Escenas en un espacio y tiempo lejos u ocultos de “los otros”, en la “soledad del silencio”. Sólo posibles de rehacer por los presentes. Uno de ellos ha enseñado un trazo 35 años después. Era el ejército de la época, el que a través de la cadena de mando, como precisa Santelices, ordenaba eliminar.

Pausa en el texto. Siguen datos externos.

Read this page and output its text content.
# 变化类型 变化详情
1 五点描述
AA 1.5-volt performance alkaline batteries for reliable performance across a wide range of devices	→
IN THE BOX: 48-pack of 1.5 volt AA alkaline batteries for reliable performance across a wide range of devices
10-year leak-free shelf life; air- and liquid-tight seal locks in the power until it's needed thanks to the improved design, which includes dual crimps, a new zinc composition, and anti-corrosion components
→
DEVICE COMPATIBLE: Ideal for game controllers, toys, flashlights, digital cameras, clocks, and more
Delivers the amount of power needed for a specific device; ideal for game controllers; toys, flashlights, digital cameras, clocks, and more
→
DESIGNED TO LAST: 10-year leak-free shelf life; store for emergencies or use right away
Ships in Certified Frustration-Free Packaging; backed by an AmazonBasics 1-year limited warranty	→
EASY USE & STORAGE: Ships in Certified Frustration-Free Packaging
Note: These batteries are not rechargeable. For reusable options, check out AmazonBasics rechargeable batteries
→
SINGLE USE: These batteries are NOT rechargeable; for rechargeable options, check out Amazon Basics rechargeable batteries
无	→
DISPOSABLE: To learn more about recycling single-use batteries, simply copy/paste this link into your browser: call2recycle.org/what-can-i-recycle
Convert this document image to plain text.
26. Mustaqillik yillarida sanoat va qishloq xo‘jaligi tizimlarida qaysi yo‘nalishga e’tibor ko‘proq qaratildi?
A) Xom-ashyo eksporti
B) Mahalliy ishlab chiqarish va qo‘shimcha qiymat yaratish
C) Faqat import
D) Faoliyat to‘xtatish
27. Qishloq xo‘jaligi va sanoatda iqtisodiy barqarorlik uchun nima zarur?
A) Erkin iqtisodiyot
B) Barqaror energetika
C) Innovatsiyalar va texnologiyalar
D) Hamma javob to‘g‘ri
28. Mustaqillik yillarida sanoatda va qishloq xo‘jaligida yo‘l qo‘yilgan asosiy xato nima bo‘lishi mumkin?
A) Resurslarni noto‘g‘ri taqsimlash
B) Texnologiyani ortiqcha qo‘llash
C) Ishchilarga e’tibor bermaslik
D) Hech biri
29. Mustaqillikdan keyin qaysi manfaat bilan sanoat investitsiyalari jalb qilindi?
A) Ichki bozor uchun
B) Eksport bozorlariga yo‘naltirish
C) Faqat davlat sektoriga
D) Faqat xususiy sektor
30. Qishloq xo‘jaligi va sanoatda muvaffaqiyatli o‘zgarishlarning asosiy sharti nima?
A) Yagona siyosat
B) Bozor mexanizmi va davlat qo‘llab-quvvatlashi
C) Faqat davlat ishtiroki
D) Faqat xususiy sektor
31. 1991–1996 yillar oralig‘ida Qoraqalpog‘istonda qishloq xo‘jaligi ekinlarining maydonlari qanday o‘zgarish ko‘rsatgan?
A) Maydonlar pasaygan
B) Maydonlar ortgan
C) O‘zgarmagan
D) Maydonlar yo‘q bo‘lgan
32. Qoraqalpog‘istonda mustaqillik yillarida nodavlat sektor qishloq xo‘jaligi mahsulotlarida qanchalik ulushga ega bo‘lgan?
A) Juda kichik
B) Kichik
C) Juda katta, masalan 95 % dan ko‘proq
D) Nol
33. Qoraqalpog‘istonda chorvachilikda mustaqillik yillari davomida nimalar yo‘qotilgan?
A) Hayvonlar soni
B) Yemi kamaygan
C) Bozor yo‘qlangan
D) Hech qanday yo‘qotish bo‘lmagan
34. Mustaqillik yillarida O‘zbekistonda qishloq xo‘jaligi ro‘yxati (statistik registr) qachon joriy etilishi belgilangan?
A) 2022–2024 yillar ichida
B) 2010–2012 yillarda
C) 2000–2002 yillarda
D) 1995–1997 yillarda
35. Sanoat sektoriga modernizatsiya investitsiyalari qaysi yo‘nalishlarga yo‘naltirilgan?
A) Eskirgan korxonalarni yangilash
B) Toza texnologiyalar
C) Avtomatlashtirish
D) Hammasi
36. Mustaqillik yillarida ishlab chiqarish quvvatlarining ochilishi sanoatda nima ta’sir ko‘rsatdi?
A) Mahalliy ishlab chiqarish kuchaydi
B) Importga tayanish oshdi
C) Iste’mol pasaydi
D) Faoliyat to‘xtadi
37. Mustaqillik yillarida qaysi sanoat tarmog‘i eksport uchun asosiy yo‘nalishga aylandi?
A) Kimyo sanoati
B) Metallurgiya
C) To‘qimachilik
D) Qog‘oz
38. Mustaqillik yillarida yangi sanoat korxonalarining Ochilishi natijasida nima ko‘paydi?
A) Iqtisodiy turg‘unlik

Ese reconocimiento está pendiente, porque el ejército, junto con tener oficiales que reprocharon la práctica de la eliminación, siendo castigados, desalojados de sus cargos y retirados de la institución, éste fue conducido por un Comandante en Jefe con el respaldo de generales y oficiales suficientes para prolongar el método de la eliminación en espacios abiertos, recintos militares, cárceles secretas y en ciudades como Buenos Aires, Roma y Washington.
El mando del Comandante en jefe, general Pinochet y de los generales y oficiales que le siguieron, empuñó las armas del Ejército contra numerosos chilenos, ordenando su uso en su contra: prisioneros, desarmados e indefensos. Como lo indica el que fuera jefe de la Guarnición del Ejército de Santiago: “lamentablemente, militares que dieron las órdenes no han asumido las consecuencias de la responsabilidad del mando. Hay gente enjuiciada que cumplió órdenes, pero quienes las dieron siguen en silencio”.
El juez Víctor Montiglio tiene la palabra, y sus colegas que continúan investigando crímenes contra la humanidad.